Richard F. Holman is a professor of physics at Carnegie Mellon University. He offers this response:

Wormholes are solutions to the Einstein field equations for gravity that act as "tunnels," connecting points in space-time in such a way that the trip between the points through the wormhole could take much less time than the trip through normal space.

The first wormhole-like solutions were found by studying the mathematical solution for black holes. There it was found that the solution lent itself to an extension whose geometric interpretation was that of two copies of the black hole geometry connected by a "throat" (known as an Einstein-Rosen bridge). The throat is a dynamical object attached to the two holes that pinches off extremely quickly into a narrow link between them.

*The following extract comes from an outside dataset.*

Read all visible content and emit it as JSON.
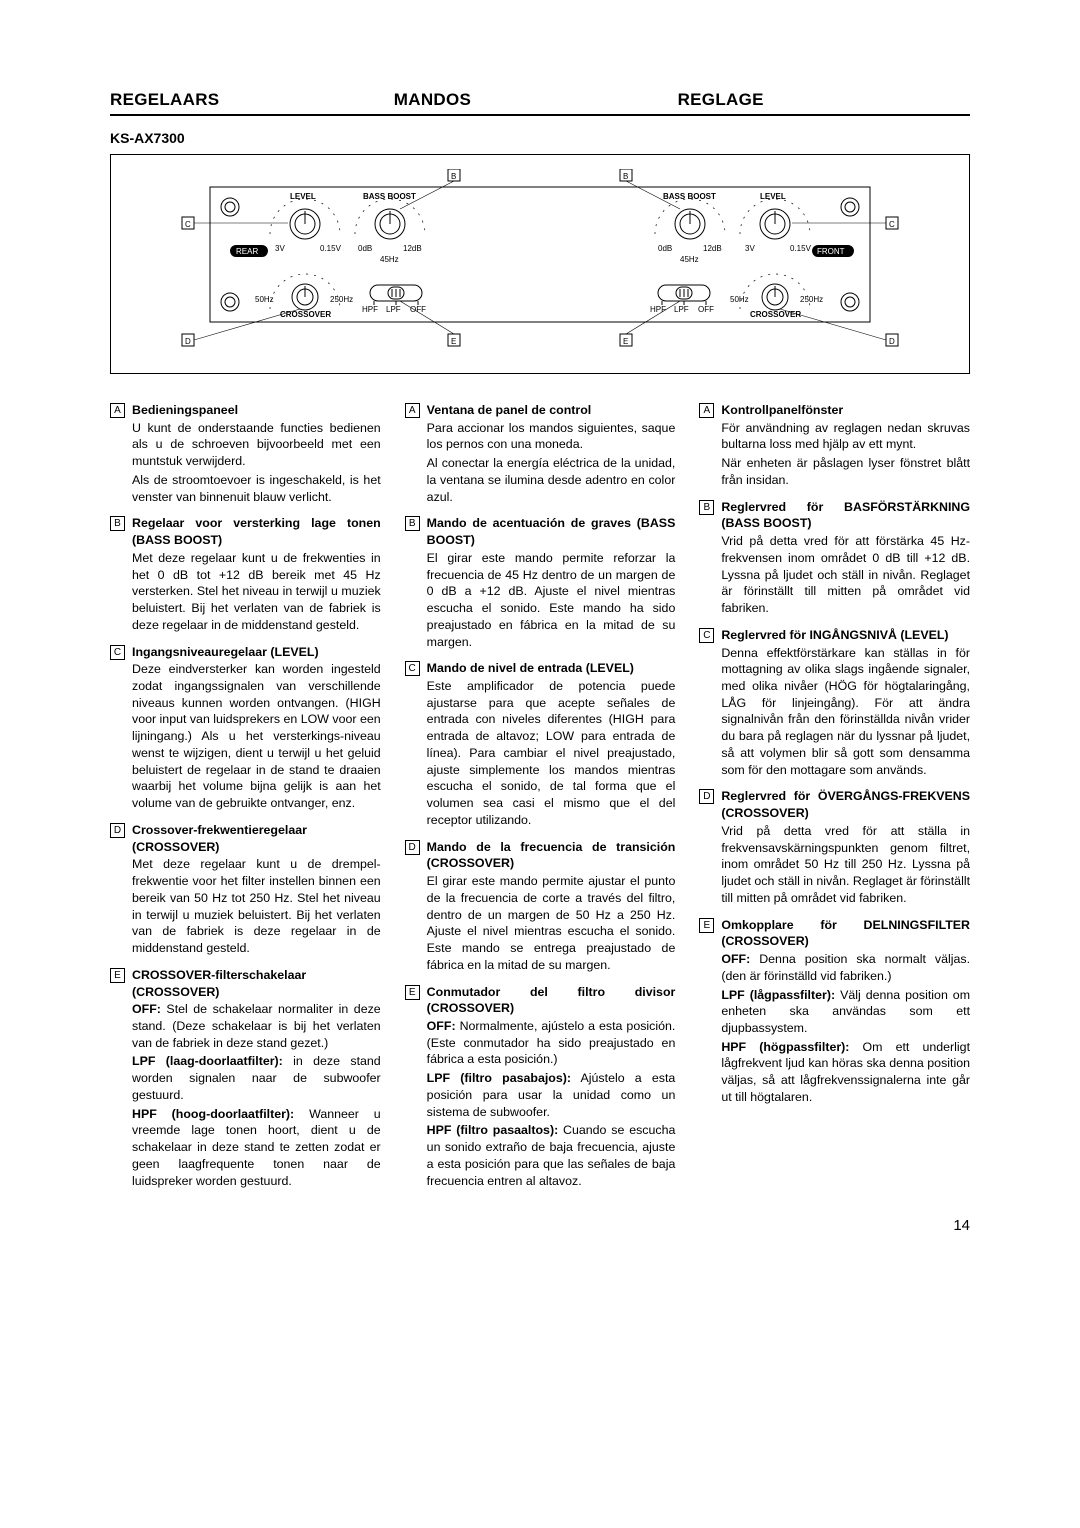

Theorists have since found other wormhole solutions; these solutions connect various types of geometry on either mouth of the wormhole. One amazing aspect of wormholes is that because they can behave as "shortcuts" in space-time, they must allow for backwards time travel! This property goes back to the usual statement that if one could travel faster than light, that would imply that we could communicate with the past.

Needless to say, this possibility is a disturbing one; time travel would allow for a variety of paradoxical situations, such as going back into the past and killing your grandfather before your father was born (the grandfather paradox). The question now arises of whether it would be possible to actually construct a wormhole and move it around in such a way that it would become a usable time machine.

Wormhole geometries are inherently unstable. The only material that can be used to stabilize them against pinching off is material having negative energy density, at least in some reference frame. No classical matter can do this, but it is possible that quantum fluctuations in various fields might be able to.

Stephen Hawking conjectured that while wormholes might be created, they cannot be used for time travel; even with exotic matter stabilizing the wormhole against its own instabilities, he argued, inserting a particle into it will destabilize it quickly enough to prevent its use. This is known as the Chronology Protection Conjecture.

Wormholes are great theoretical fun, and are seemingly valid solutions of the Einstein equations. There is, however, no experimental evidence for them. This should not stop any budding science-fiction writers from using them as needed!

William A. Hiscock is a professor of physics at Montana State University, Bozeman, and is the director of the Montana Space Grant Consortium. He adds some details:

A wormhole is a tunnel-like connection through space-time, much like the real tunnels bored by worms in a (Newtonian) apple. At present, space-time wormholes are only theoretical constructs derived from general relativity; there is no experimental evidence for their existence. Nevertheless, theoretical physicists study the mathematical properties of space-times containing wormholes because of their unusual properties. Study of such strange geometries can help better distinguish the boundaries of behavior permitted in the theory of general relativity, and also possibly provide insights into effects related to quantum gravity.

A wormhole has two mouths connected by a "throat," and provides a path that a traveler could follow to a distant point. The path through the wormhole is topologically distinct from other routes one could follow to the same destination.

What is meant by topologically distinct? If an ant wished to crawl from one side of an apple to another, there are many possible paths on the surface connecting the starting point to the destination. These paths are not distinct topologically: a piece of elastic string fixed at the starting and ending points, and lying along one such path, could be slid and stretched over the surface to lie along any other such path. Now imagine that the ant instead crawls through a wormhole in the apple. A piece of string passing through the wormhole cannot be smoothly moved in such a way as to lie along one of the surface paths (or through another wormhole with the same end points but different route).